There are a variety of ways to show appreciation for others. Some show it with a greeting card, others with money or gifts. There is no right or wrong way to show appreciation. The goal is to acknowledge the people who have done so much for us at work and at home.

“We’ve worked hard to make sure we are showing appreciation year-round, especially to our employees,” Hargens said. “We formed an appreciation committee long before COVID, but we found a deeper commitment during the height of the pandemic. Our foundation is built on the strength of our team, and we can never stop showing our thanks.”

Quarterly companywide meetings to share information about the business are one way Hargens and Boal give back to employees.

“One thing we have always felt is vital to showing gratitude to our employees is through our commitment to communication,” Hargens said. “Each quarter we have an all-team meeting day where we share a meal and talk about our business with our employees. Steve and I have always agreed that being open and transparent can go a long way in building team and trust. It may not be possible for every company to do all employees at once, even we break ours into smaller groups, but figuring out a regular way to have open conversations with your team is important.”

Hargens suggests organizing volunteer opportunities for employees as another way to show gratitude in the workplace.

“We all like being part of a something that is bigger than ourselves,” he said. “One way to show this as business owners is by organizing team volunteer opportunities.

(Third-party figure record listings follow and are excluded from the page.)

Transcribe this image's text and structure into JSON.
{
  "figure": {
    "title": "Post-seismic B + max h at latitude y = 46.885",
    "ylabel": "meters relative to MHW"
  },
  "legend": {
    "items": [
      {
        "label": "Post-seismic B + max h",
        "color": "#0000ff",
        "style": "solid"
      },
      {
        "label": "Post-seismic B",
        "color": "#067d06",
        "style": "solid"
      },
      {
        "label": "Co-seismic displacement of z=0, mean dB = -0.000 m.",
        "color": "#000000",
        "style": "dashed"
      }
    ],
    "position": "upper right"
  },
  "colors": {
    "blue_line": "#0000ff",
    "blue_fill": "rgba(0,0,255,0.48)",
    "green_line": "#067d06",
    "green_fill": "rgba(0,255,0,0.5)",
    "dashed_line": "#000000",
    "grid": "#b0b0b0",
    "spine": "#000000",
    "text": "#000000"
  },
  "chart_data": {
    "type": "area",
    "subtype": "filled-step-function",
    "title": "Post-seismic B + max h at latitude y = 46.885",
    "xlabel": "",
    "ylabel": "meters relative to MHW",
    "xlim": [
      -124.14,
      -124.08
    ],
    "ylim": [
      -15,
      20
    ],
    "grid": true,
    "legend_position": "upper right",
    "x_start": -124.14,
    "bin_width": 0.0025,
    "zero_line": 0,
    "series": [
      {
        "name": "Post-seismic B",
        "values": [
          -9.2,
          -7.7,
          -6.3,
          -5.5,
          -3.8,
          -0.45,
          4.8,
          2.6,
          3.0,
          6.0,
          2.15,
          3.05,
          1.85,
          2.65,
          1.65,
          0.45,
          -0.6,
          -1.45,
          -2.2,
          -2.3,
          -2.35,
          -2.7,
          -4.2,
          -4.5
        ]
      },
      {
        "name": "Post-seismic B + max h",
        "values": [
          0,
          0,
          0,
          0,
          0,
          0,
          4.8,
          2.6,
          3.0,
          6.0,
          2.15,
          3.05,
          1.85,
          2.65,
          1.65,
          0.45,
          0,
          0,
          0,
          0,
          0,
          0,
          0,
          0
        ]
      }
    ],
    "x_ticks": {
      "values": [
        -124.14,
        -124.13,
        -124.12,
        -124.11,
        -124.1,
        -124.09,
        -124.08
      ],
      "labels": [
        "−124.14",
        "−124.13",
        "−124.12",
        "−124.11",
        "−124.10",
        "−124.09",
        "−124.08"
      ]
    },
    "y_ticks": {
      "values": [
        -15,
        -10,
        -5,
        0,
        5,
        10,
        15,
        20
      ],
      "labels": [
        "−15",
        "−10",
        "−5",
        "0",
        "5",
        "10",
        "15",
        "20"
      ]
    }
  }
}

This can be an off-site challenge like Habitat for Humanity, or something organized in your own facilities, like packaging food for Meals from the Heartland.

Figuring out a way to share as a team is a great way to bond as a family and to provide service to our community.”

Pellett’s advice to business leaders looking for ways to show gratitude to employees: Keep it simple.

“Showing gratitude doesn’t need to be complicated or fancy,” she said. “It just needs to be genuine and personal. Years ago, I worked for a factory manager who made rounds every single morning to personally say hello to each employee. He knew our families, our children and even our sports teams. I was at the lowest level, yet he always stopped by. I know that each of us felt very appreciated and that we mattered, not just to him, but to John Deere overall.”

As author Zig Ziglar said about gratitude, “You never know when a moment and a few sincere words can have an impact on a life.”